Returning to the motor insurance example, actuaries are gathering insights into the ways in which ADAS is impacting claims. There seems to be a nascent trend that more cutting-edge ADAS features are reducing claims frequency, by averting accidents, but are increasing claims severity, as the cost of repairing sophisticated on-board computer systems hikes up the total claim amount. Experts can convey this information succinctly to a Causal AI, via causal diagrams, in order to narrow down the search space of model parameters.

More fundamentally, while conventional ML analyses observable data patterns, Causal AI aims to learn the data-generating process: the underlying system of causes and effects that gives rise to observable data. By focussing on underlying causes, the AI disregards incidental and spurious properties of the training data that mislead conventional algorithms.

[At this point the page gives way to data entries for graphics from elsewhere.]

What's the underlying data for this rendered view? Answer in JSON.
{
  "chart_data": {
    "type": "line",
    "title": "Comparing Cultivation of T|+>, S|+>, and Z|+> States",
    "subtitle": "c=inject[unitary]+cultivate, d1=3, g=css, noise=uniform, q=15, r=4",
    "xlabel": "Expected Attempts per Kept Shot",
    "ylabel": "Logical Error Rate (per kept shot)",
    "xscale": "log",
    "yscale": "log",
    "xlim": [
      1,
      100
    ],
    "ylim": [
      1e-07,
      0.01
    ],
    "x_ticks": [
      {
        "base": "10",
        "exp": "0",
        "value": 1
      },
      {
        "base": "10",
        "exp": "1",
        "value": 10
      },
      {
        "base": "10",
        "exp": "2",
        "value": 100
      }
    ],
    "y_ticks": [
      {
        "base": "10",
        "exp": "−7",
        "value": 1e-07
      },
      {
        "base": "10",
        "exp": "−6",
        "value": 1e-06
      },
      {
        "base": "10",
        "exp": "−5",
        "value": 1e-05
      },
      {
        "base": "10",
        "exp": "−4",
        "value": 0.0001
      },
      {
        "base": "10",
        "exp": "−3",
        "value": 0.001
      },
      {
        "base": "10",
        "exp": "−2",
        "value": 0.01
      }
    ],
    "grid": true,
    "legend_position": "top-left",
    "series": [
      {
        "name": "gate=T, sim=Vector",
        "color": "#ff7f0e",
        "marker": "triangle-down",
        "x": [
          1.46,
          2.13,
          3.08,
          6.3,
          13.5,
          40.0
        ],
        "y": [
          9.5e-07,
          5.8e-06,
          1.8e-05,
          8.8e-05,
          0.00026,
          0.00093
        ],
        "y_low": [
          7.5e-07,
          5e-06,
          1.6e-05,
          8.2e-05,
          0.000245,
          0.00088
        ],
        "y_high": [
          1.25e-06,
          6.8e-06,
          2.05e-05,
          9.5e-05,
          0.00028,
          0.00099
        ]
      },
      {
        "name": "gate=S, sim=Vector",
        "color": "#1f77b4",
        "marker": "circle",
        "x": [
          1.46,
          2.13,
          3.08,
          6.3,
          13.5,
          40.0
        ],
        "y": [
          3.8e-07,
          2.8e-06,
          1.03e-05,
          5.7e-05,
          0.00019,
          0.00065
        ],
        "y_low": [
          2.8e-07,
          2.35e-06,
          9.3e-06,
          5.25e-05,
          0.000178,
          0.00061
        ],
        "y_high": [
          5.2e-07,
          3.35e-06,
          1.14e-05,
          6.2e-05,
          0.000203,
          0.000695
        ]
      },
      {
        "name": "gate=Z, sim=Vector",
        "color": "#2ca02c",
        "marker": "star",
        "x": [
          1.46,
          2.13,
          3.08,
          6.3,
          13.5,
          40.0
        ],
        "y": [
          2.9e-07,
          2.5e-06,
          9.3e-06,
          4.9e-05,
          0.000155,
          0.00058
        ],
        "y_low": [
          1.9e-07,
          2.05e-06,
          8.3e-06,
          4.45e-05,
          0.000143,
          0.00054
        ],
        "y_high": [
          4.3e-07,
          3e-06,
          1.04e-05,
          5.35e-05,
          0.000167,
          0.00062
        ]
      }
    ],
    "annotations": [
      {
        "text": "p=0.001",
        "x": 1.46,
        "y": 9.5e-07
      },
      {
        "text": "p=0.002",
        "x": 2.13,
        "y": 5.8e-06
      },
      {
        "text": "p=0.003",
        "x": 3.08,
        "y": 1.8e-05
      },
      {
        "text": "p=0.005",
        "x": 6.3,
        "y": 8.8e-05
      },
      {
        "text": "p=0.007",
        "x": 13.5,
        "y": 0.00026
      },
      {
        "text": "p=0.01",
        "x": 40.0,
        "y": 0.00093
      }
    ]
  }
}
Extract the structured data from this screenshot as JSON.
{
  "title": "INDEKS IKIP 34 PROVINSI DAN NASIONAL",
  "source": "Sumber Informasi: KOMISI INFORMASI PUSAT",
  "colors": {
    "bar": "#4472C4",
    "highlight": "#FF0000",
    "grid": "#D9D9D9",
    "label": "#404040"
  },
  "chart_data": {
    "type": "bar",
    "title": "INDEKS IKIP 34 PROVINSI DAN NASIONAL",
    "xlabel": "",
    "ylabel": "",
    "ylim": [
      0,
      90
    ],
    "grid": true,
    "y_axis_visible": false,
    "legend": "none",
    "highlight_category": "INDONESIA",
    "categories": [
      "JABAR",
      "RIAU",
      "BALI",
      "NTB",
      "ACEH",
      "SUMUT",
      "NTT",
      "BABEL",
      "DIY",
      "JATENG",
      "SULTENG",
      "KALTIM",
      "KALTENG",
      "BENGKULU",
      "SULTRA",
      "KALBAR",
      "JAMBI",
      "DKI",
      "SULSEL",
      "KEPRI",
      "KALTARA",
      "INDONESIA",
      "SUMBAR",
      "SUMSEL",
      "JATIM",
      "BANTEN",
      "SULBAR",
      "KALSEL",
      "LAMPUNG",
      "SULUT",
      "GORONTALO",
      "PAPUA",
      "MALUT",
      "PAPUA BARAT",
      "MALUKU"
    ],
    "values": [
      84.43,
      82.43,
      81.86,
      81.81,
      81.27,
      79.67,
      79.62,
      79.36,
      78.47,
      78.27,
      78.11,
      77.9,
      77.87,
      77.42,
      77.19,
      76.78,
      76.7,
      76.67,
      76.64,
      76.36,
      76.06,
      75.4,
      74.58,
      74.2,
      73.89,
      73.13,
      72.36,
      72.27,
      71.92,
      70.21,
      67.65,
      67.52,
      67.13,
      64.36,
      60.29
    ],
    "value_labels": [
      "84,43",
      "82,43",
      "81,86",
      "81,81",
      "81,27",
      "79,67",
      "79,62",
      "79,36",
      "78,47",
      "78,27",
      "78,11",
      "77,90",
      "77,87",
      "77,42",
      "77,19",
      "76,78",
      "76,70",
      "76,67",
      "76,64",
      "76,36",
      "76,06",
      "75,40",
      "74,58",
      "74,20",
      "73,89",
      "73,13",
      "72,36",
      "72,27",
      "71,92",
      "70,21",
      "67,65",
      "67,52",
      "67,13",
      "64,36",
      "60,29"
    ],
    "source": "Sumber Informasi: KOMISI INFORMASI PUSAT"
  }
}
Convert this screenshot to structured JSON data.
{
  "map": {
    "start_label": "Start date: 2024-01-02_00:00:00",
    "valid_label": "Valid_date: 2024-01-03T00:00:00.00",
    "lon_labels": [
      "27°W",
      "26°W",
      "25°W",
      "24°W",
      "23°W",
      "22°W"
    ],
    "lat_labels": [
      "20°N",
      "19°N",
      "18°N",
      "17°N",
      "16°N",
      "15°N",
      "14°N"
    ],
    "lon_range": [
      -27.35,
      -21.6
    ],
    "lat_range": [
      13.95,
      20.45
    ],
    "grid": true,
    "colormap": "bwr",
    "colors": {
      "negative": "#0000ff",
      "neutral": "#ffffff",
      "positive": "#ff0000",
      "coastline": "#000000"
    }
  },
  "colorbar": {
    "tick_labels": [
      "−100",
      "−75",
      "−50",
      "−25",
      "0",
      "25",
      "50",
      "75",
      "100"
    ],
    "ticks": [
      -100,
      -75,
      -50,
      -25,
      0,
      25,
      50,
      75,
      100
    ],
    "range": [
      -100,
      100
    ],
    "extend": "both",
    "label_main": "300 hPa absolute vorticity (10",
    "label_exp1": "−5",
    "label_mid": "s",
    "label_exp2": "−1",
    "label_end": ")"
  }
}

The causal model that the AI learns is also robust to stresses, perturbations and distribution shifts that inevitably occur in the real world. A large body of research explores the connections between causal models and robustness across different environments. To cite two prominent examples: “invariant causal prediction” is a causal discovery algorithm based on the idea that direct causes are invariant across different environments; and “invariant risk minimization” learns high-level causal representations that generalise in new distributions. “The problem of robustness in its broadest form”, as AI luminary Judea Pearl writes, “requires a causal model of the environment”.

Conventional machine learning systems fail when the world changes, while Causal AI is more adaptable and robust to change. We’ve found that Causal AI adapts 3x faster than conventional algorithms during the crisis. However, even when we enter the next normal, AutoML and other conventional ML algorithms will continue to break down, and underspecification will be partly to blame. Causal AI is by far the best technology for properly specifying ML models — using both domain expertise and causal discovery algorithms — in order to work well in the real world, and in a transparent and explainable manner.